Se há 900 anos Portugal andasse a falhar, já não existiria como país e nós provavelmente falaríamos espanhol.
Não devemos nem sobrevalorizar nem subestimar ou desprezar o povo e o país a que pertencemos (faces da mesma moeda). Ou seremos nós melhores do que os outros desse povo?
Expressamo-nos na língua que dele recebemos, desse tal povo que “há 900 anos anda a falhar”. É uma língua falhada? Longe disso, independentemente das polémicas em torno do acordo ortográfico! A língua, como todas as outras, continua a evoluir. E somos nós, os atuais portugueses, que a fazemos evoluir e a transmitiremos aos que virão.

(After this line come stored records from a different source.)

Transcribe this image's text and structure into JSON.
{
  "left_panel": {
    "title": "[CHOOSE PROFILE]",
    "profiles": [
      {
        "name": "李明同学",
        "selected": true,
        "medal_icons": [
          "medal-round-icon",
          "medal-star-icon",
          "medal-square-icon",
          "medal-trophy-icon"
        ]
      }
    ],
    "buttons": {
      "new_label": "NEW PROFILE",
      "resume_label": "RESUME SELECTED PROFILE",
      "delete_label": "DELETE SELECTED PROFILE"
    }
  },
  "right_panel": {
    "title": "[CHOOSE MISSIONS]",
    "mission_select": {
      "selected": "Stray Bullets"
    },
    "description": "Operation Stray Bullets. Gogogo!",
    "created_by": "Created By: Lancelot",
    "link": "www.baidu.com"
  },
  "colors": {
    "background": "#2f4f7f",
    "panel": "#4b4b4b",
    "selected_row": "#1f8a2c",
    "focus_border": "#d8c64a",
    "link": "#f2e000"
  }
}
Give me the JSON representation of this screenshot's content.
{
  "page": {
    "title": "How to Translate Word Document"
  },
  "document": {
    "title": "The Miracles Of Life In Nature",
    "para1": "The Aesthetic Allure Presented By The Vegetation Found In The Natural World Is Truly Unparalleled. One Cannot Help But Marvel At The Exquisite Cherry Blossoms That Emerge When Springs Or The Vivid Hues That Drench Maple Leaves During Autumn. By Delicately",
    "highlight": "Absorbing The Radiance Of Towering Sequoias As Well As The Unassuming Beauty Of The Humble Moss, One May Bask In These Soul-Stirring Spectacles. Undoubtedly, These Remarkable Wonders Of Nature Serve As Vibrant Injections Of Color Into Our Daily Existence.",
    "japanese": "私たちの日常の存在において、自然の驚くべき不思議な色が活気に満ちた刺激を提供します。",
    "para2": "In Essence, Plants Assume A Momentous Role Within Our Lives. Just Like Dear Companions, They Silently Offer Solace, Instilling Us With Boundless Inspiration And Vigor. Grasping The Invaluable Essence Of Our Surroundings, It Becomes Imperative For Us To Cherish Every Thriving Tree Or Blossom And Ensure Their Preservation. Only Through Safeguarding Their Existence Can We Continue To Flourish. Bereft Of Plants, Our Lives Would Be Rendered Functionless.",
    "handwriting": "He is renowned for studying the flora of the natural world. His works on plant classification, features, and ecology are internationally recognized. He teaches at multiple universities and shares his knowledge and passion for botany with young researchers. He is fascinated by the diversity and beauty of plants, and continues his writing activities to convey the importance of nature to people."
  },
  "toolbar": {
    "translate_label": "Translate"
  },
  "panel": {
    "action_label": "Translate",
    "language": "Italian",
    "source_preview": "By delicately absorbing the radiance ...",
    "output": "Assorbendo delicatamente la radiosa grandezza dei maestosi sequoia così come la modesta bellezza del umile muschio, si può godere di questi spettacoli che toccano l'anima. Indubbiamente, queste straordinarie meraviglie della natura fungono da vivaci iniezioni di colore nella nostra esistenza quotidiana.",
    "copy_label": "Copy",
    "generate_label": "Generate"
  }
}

Mas há mais. O que dizer sobre várias coisas que nós próprios e tantos estrangeiros – de nações que não têm vindo a falhar – apreciamos particularmente: gastronomia, vinhos, atitude, enfim toda a herança cultural que recebemos e desenvolvemos? Que devemos estimar, reavivar de um modo crítico e ampliar na medida das nossas possibilidades? Toda ela é fruto da vivência e dos esforços daqueles que nos precederam e de nós que ainda cá estamos. São esforços pontuais? Frequentemente sim, por vezes não.
Luís de Camões, Eça de Queirós ou Fernando Pessoa são figuras geniais e incontornáveis da humanidade. Mas nada seriam sem a herança cultural do país em que nasceram e viveram, essa herança que os moldou e os fez portugueses, mesmo na sua reação crítica a ela.
O que aconteceu, afinal, aos descendentes dos “heroicos portugueses da expansão marítima”? Desapareceram? Ou nunca existiram porque descendemos dos que cá ficaram? Que ideia, mesmo em termos simbólicos! Os que foram, na sua maioria, voltaram. Mas houve, na mesma época heroica, muitos “Velhos do Restelo” que criticaram os audaciosos. E ainda hoje os há – e, nisso, Portugal não é caso singular no planeta. Contudo, apesar dos resmungões, apesar da mentalidade conservadora e conformista, tantas vezes retrógrada, ainda hoje muitos portugueses trazem significativas contribuições para a humanidade: na ciência, na música, na literatura, enfim, na arte em geral.
Há 18 anos a EXPO’98 abriu-nos portas para o Mundo. Portugal deu decididamente um passo em frente, numa marcha que ainda hoje se prolonga; a realidade cultural enriqueceu-se, a começar pela música, as expetativas tornaram-se maiores e mais exigentes. A internet deixa-nos hoje menos isolados neste “cantinho da Europa”, o que deixa de constituir desculpa para o derrotismo. Trata-se apenas de não nos ficarmos pela fase mais simples: a do consumo.
O sentimento alheio de negação de tudo isso, baseado não na razão, mas em apreciações de ordem afetiva, traz-me à consciência a seguinte observação: a humanidade avança pelo esforço e muitas vezes o sacrifício de uns poucos, apesar de todos os que remam contra o tempo.
E este, creio eu, é o aspeto essencial: desde sempre, Portugal (o Mundo) vai progredindo, desbravando novas fronteiras apesar da resistência e relutância da maioria das gentes, uma resistência que, contudo e até certo ponto, é compreensível e necessária. Claro que se falha frequentemente! Só não falha quem não tenta, mas quem não tenta contraria a essência da vida, não precisa sequer de estar vivo. O importante, quando se falha e se acerta, é a lição que se tira, o que se aprende e o que se faz com isso. Estamos sempre de passagem para o futuro. E, como sempre, poucos têm a coragem de avançar apesar de...
Em resumo: para que não falhemos nós próprios, é necessária uma atitude combativa que promova a mudança do mundo (português, mas não só) e não uma espécie de imobilismo contrariado, decorrente de excessivo e pernicioso, supostamente crítico, niilismo.